O’Lyn Roofing’s most recent efforts began through an understanding of the Owens Corning Roofing & Asphalt, LLC’s program that simplifies recycling asphalt shingles for contractors. Their efforts are the first by any roofing manufacturer and are facilitated by a national strategic alliance with Heritage Environmental Services. As part of the program, contractors pledge to recycle their shingle tear-offs. In addition to keeping shingle waste out of landfills, contractors benefit by promoting sustainable business practices to homeowners.
Owens Corning is working with Heritage Environmental Services, the largest privately-held environmental services company in the United States. Heritage will provide convenient, cost-competitive, and differentiating drop-off centers that will recycle and process shingle tear-offs into use in paving applications. With programs already in Indianapolis, Cincinnati, Chicago and Denver, and with others in the works, O’Lyn Roofing is hoping to focus the attention of this effort, increase consumer awareness, and motivate the state government to accelerate the shingle recycling presence in the North East.
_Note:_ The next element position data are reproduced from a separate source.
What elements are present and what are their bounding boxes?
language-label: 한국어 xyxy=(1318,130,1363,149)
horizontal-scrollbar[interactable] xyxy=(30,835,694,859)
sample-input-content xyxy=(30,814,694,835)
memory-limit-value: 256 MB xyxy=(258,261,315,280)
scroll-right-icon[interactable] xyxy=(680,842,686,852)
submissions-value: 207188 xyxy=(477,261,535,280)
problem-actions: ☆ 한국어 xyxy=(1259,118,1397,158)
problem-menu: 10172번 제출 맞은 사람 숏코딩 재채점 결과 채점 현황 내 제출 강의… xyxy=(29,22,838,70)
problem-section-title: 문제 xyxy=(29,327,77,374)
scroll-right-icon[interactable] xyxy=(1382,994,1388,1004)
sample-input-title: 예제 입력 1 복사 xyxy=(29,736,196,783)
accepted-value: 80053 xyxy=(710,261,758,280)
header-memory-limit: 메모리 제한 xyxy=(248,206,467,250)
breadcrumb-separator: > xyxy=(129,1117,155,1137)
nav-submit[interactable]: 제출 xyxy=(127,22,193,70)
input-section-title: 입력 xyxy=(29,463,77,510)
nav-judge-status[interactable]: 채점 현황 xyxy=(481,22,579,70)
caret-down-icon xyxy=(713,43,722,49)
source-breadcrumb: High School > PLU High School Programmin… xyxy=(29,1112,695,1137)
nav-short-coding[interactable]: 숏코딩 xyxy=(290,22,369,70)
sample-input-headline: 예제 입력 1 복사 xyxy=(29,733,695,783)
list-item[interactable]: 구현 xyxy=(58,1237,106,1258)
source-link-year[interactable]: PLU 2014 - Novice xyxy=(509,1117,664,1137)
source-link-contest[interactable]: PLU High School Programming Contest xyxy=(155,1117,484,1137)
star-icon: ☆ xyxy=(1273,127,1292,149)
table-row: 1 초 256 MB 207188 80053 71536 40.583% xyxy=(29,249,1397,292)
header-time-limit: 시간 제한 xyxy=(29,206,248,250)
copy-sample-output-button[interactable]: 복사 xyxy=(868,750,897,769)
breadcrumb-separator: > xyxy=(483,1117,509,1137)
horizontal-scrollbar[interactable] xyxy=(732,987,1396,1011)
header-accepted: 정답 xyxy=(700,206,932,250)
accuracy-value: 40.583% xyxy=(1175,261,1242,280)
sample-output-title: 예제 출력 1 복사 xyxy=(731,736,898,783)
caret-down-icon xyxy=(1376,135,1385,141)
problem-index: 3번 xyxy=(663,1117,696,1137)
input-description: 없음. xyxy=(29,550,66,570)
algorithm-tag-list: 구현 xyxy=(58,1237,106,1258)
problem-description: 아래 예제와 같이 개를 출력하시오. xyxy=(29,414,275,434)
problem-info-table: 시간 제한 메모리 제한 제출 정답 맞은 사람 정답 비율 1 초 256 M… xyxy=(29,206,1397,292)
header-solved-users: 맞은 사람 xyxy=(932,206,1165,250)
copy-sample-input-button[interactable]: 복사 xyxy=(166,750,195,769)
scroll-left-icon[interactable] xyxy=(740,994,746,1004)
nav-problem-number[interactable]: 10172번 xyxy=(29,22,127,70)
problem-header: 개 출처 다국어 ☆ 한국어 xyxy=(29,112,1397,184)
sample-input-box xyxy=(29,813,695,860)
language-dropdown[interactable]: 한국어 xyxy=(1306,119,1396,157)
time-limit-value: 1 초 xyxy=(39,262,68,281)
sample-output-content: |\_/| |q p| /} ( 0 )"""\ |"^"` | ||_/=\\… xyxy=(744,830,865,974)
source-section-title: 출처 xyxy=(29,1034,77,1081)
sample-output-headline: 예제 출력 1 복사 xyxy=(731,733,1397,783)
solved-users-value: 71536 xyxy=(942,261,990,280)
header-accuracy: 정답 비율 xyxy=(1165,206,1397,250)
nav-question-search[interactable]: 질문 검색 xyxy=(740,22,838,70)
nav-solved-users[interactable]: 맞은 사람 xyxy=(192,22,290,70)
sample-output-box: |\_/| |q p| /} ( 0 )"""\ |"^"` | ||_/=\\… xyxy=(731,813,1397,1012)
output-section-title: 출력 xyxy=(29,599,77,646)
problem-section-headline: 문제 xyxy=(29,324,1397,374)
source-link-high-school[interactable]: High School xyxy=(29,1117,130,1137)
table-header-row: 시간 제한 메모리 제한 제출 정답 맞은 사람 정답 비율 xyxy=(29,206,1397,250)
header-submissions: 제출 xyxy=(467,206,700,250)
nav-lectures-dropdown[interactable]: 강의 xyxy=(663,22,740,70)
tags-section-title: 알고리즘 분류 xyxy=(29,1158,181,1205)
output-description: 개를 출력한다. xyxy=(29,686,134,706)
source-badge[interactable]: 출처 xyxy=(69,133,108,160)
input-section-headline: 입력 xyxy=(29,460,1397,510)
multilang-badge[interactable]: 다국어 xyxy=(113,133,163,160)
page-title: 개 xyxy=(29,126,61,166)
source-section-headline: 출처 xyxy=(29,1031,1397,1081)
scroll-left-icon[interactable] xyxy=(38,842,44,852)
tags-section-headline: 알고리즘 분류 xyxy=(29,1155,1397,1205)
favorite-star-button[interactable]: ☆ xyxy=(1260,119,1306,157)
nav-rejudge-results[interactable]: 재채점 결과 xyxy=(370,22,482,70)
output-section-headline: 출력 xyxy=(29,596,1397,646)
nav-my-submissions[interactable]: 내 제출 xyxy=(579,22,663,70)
One critical component will be guiding the state Department of transportation to set a specification for the use of recycled shingles in paving mixes, which will drive the use of recycled shingles by local paving contractors.
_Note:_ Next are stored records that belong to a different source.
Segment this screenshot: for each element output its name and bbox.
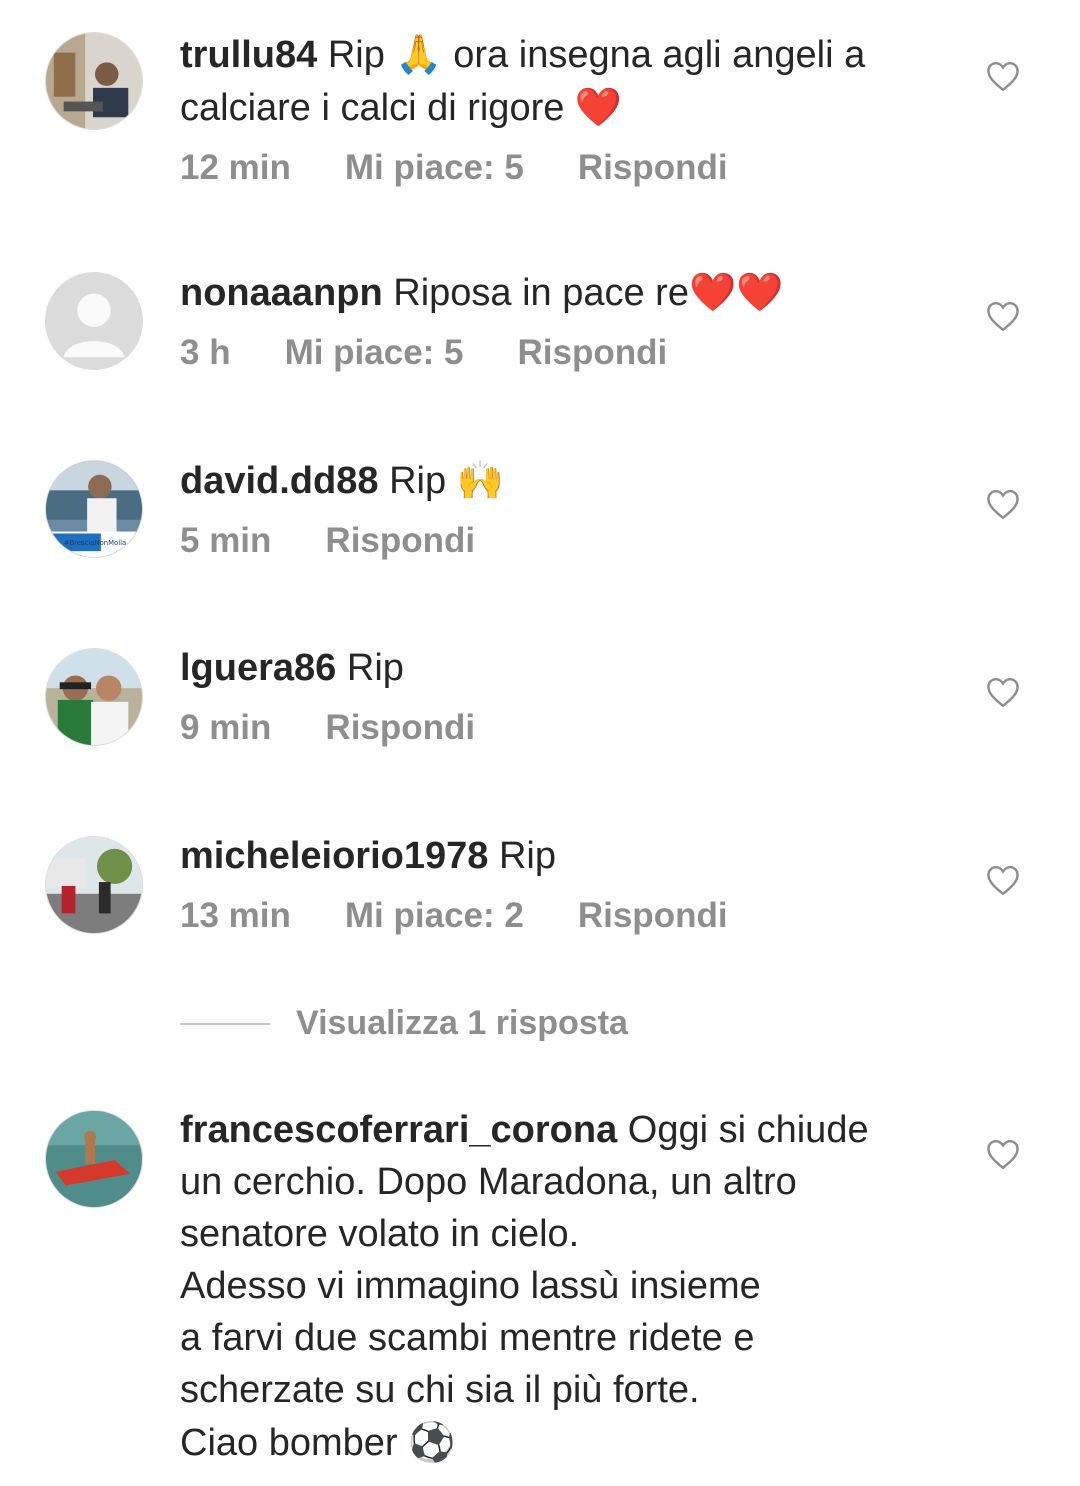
heart-outline-icon[interactable] xyxy=(985,676,1021,708)
comment-line: un cerchio. Dopo Maradona, un altro xyxy=(180,1161,797,1203)
folded-hands-emoji-icon: 🙏 xyxy=(395,32,443,76)
comment-meta: 9 min Rispondi xyxy=(180,708,940,748)
comment-meta: 3 h Mi piace: 5 Rispondi xyxy=(180,333,940,373)
comment-line: Ciao bomber xyxy=(180,1422,398,1464)
heart-outline-icon[interactable] xyxy=(985,1138,1021,1170)
avatar[interactable] xyxy=(45,836,143,934)
avatar[interactable] xyxy=(45,648,143,746)
likes-count[interactable]: Mi piace: 5 xyxy=(345,148,524,187)
comment-line: Oggi si chiude xyxy=(627,1109,869,1151)
comment-text: trullu84 Rip 🙏 ora insegna agli angeli a… xyxy=(180,28,940,134)
comment-text: lguera86 Rip xyxy=(180,642,940,694)
comment-body: Rip xyxy=(498,835,556,877)
comment-text: francescoferrari_corona Oggi si chiude u… xyxy=(180,1104,940,1469)
username[interactable]: trullu84 xyxy=(180,34,317,76)
heart-outline-icon[interactable] xyxy=(985,488,1021,520)
heart-outline-icon[interactable] xyxy=(985,300,1021,332)
username[interactable]: david.dd88 xyxy=(180,460,379,502)
comment-text: nonaaanpn Riposa in pace re❤️❤️ xyxy=(180,266,940,319)
comment-text: micheleiorio1978 Rip xyxy=(180,830,940,882)
comment-body: Riposa in pace re xyxy=(393,272,689,314)
avatar[interactable] xyxy=(45,1110,143,1208)
username[interactable]: francescoferrari_corona xyxy=(180,1109,617,1151)
avatar-caption: #BresciaNonMolla xyxy=(64,539,126,547)
comment-meta: 5 min Rispondi xyxy=(180,521,940,561)
divider xyxy=(180,1022,270,1025)
comment-text: david.dd88 Rip 🙌 xyxy=(180,454,940,507)
view-replies-label: Visualizza 1 risposta xyxy=(296,1004,628,1042)
comment-meta: 12 min Mi piace: 5 Rispondi xyxy=(180,148,940,188)
username[interactable]: nonaaanpn xyxy=(180,272,383,314)
view-replies-button[interactable]: Visualizza 1 risposta xyxy=(180,1004,628,1043)
avatar[interactable]: #BresciaNonMolla xyxy=(45,460,143,558)
comment-line: a farvi due scambi mentre ridete e xyxy=(180,1317,755,1359)
comment-line: senatore volato in cielo. xyxy=(180,1213,580,1255)
username[interactable]: lguera86 xyxy=(180,647,336,689)
reply-button[interactable]: Rispondi xyxy=(518,333,668,372)
red-heart-emoji-icon: ❤️ xyxy=(574,85,623,129)
comment-time: 5 min xyxy=(180,521,272,560)
raising-hands-emoji-icon: 🙌 xyxy=(456,458,504,502)
likes-count[interactable]: Mi piace: 5 xyxy=(285,333,464,372)
reply-button[interactable]: Rispondi xyxy=(325,708,475,747)
comment-body: Rip xyxy=(327,34,396,76)
comment-body: Rip xyxy=(346,647,404,689)
comment-meta: 13 min Mi piace: 2 Rispondi xyxy=(180,896,940,936)
reply-button[interactable]: Rispondi xyxy=(325,521,475,560)
comment-line: scherzate su chi sia il più forte. xyxy=(180,1369,700,1411)
soccer-ball-emoji-icon: ⚽ xyxy=(408,1420,456,1464)
comment-body: Rip xyxy=(389,460,457,502)
comment-time: 12 min xyxy=(180,148,291,187)
reply-button[interactable]: Rispondi xyxy=(578,148,728,187)
heart-outline-icon[interactable] xyxy=(985,864,1021,896)
reply-button[interactable]: Rispondi xyxy=(578,896,728,935)
comment-time: 9 min xyxy=(180,708,272,747)
likes-count[interactable]: Mi piace: 2 xyxy=(345,896,524,935)
comment-time: 13 min xyxy=(180,896,291,935)
red-heart-emoji-icon: ❤️❤️ xyxy=(688,270,784,314)
avatar[interactable] xyxy=(45,272,143,370)
avatar[interactable] xyxy=(45,32,143,130)
comment-time: 3 h xyxy=(180,333,231,372)
heart-outline-icon[interactable] xyxy=(985,60,1021,92)
username[interactable]: micheleiorio1978 xyxy=(180,835,488,877)
comment-line: Adesso vi immagino lassù insieme xyxy=(180,1265,761,1307)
Some impressive numbers associated with supporting the need to recycle shingles:
- 10 million tons of tear-off asphalt shingles are sent to landfill every year in the U.S.
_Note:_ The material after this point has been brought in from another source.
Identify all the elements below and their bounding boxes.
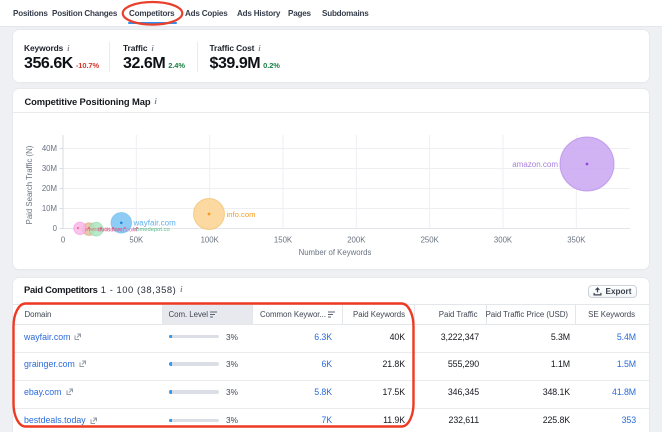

- Trapped in those shingles sent to landfill is the equivalent of 10 million barrels of oil.
- The average roof tear-off creates 3 tons of material that can be recycled.
- The normal household would have to recycle all of their waste for more than a year to make up the waste-to-landfill they created by not recycling their roof.
David Nessralla General Manager at CL Noonan said the company recycles as many materials as it can, and that list of recyclables is growing.
“For the future, we will also contribute our services to support and develop asphalt shingle recycling in Massachusetts with programs such as the Owens Corning/Heritage alliance,” he said. “CL Noonan will provide the best possible recycling collection for great roofing contractors in the area such as O'Lyn Roofing.”